Under the Sale of Goods Act, the retailer must either repair or replace faulty goods 'within a reasonable time but without causing significant inconvenience'.
If the seller doesn't do this, you're entitled to claim either:
• a reduction on the purchase price, or
• your money back, minus an amount for the usage you've had of the goods (called recision)
If the retailer refuses to repair the goods, and they won't replace them either, you may have the right to arrange for someone else to repair your item, and then claim compensation from the retailer for the cost of doing this.
You have six years to take a claim to court for faulty goods in England, Wales and Northern Ireland; in Scotland you have five years.
Proving your claim for faulty goods
If your claim under the Sale of Goods Act ends up in court, you may have to prove that the fault was present when you bought the item and not, for example, something which was the result of normal wear and tear.
If your claim is about a problem that arises within six months of buying the product, it's up to the retailer to prove that the goods were of satisfactory quality, fit for purpose, or as described when it sold them.
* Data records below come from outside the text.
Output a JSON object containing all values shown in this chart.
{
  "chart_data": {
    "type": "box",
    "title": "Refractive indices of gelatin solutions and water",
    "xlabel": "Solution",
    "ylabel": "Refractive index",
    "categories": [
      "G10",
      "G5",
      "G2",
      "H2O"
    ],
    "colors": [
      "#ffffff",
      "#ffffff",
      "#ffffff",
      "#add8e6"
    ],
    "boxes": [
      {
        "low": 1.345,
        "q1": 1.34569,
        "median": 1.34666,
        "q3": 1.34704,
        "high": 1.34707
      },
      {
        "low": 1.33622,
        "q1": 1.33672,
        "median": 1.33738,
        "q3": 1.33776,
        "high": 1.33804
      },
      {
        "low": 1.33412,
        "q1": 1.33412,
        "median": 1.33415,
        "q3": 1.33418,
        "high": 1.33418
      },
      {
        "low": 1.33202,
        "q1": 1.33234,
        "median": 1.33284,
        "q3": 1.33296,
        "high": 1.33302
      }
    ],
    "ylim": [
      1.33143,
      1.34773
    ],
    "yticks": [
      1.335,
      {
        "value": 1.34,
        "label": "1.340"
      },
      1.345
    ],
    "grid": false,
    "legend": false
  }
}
For example, by showing that the problem was caused by an external factor such as accidental damage.
To get a faulty good repaired or replaced, follow our step-by-step guide.
Beyond six months, it's up to you to prove that the problem was there when you received the goods even if it has taken until now to come to light.
So, you may need to prove that the fault was not down to ordinary wear and tear or damage you caused, and that the product (or a component) should have lasted longer than it did.
To do this you may need an expert's report, for example, from an engineer or a mechanic.
Always try to keep the cost of any report proportionate to the value of the claim and, if you can, try to agree on an expert you and the seller both agree has the necessary expertise.